The thing here is that there is so much to learn about David’s state of mind or hell, even Alex as she waivers between thinking he is “sad” or crazy and believing that perhaps there is something paranormal going on. We just don’t get to know these people the way we should, or get to watch them as they come to fully realize the true horror of their situation. When David calls home to say goodbye, I wished I could be sadder for him, I wanted to cry for him, but I just didn’t care as much. It was a story that I was interested in seeing how it would end, but I wasn’t emotionally invested.
By the traffic scene and the end of the film, I was just ready to see if David would kill himself or be killed—or would saying “I love you, David” would save him from his curse. The Piccadilly traffic scene was choreographed beautifully and was the most action we see in the entire film (and the fakest wolf unfortunately). The end itself was quite abrupt and it only confirmed my thought that this film was a vehicle for Landis to do two really cool things: a gory crash with heads flying and the transformation of man to wolf. When he’d accomplished those things, he was done. Movie over.

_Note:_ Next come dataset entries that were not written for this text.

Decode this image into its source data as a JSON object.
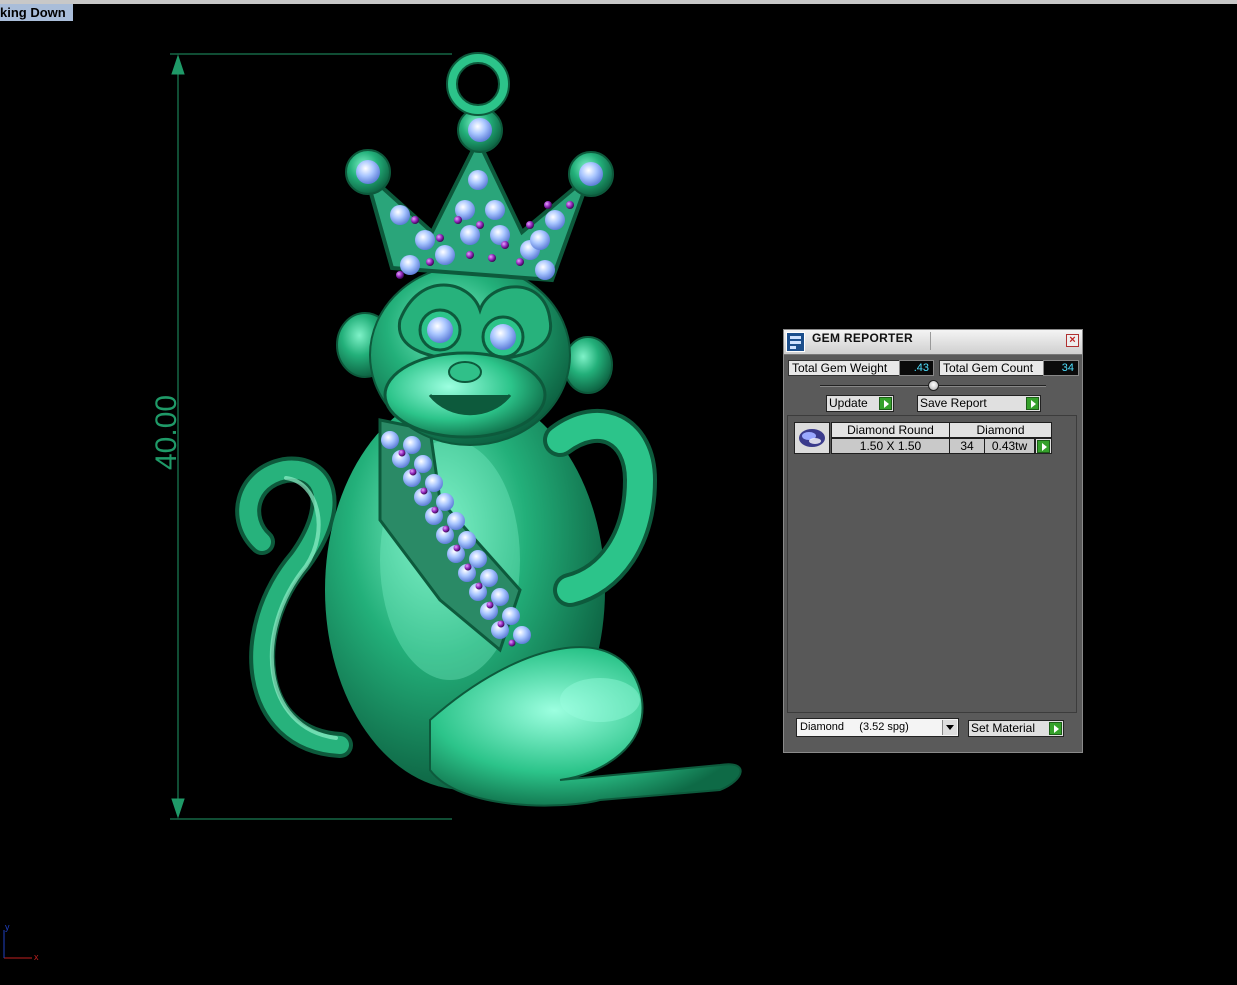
{
  "viewport": {
    "title": "king Down"
  },
  "dimension": {
    "value_label": "40.00"
  },
  "axes": {
    "x_label": "x",
    "y_label": "y"
  },
  "gem_reporter": {
    "title": "GEM REPORTER",
    "close_glyph": "×",
    "total_weight_label": "Total Gem Weight",
    "total_weight_value": ".43",
    "total_count_label": "Total Gem Count",
    "total_count_value": "34",
    "update_label": "Update",
    "save_report_label": "Save Report",
    "table": {
      "headers": [
        "Diamond Round",
        "Diamond"
      ],
      "rows": [
        {
          "size": "1.50 X 1.50",
          "count": "34",
          "weight": "0.43tw"
        }
      ]
    },
    "material_select": "Diamond     (3.52 spg)",
    "set_material_label": "Set Material"
  },
  "colors": {
    "metal_green": "#23b07a",
    "gem_blue": "#8fb4ff",
    "accent_purple": "#9a2cc6",
    "dimension_green": "#1f9a68",
    "button_green": "#35a12b"
  }
}
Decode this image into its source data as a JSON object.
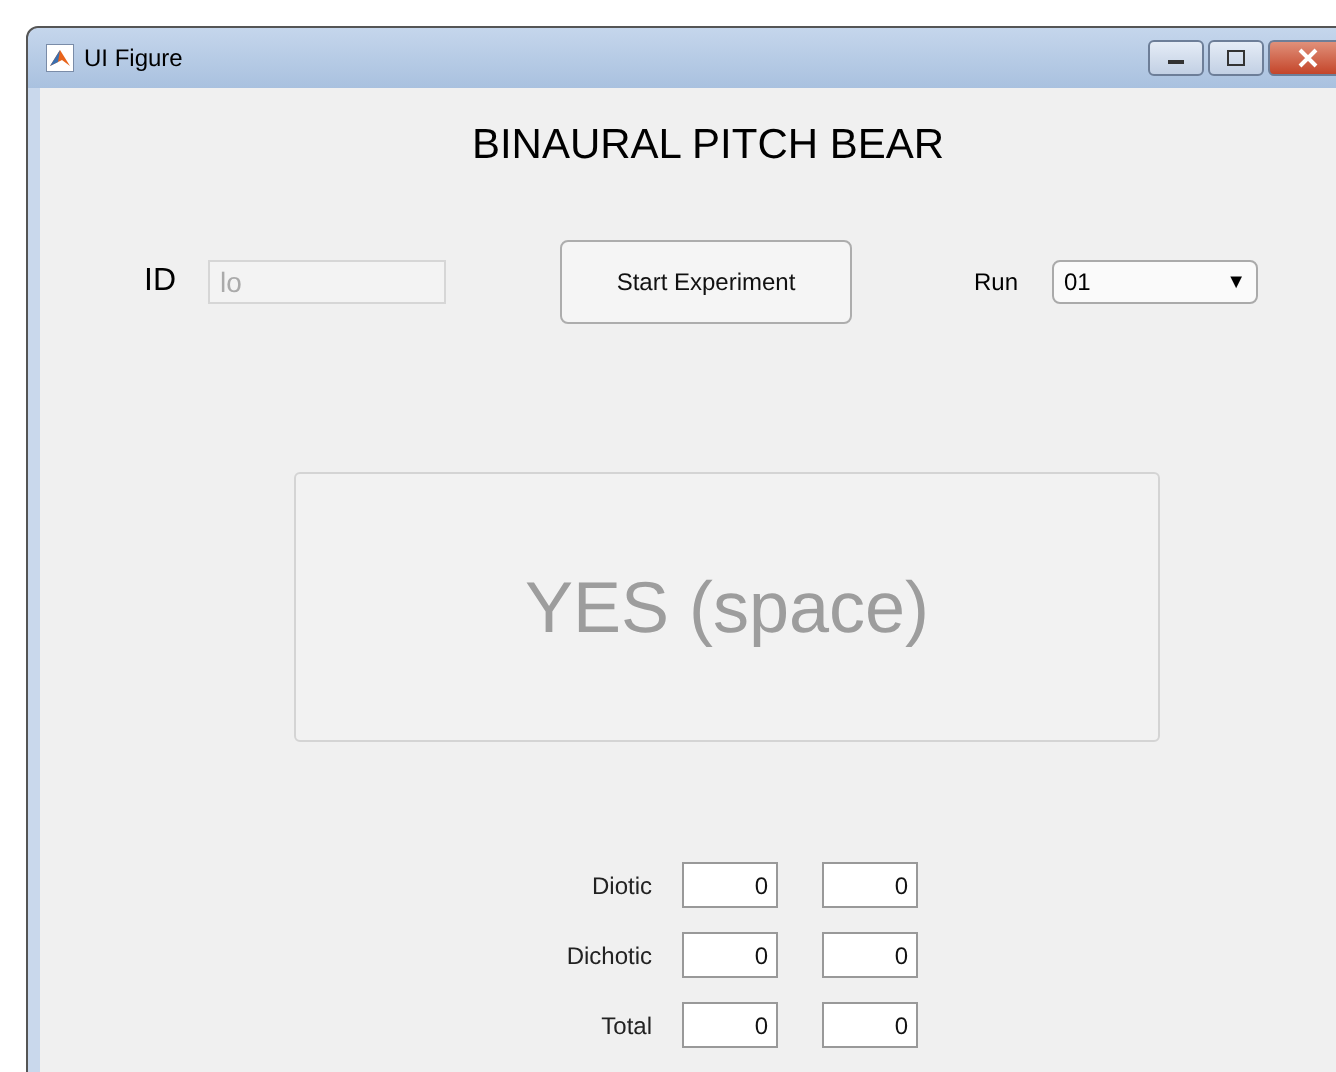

Landis made some great choices, no doubt. I still like this movie. I like its quick wit and humor, I love Jack’s ever-worsening physical condition, hell, I love Jack. I enjoyed the scene where David got to meet all his victims in the porno-theater and they were helpfully offering suggestions on how to kill himself. The soundtrack (which I usually don’t notice in a movie) is perfect and tongue in cheek—all moon-related songs.
So does it work as a horror movie or a monster tale? No. Is it a dark comedy? Probably. It could have been done better for sure, but still, I like it, I’ll watch it every time it comes on Sunday cable TV and I’ll always think Debbie Klein is an idiot for not sleeping with Jack Goodman when she had the chance.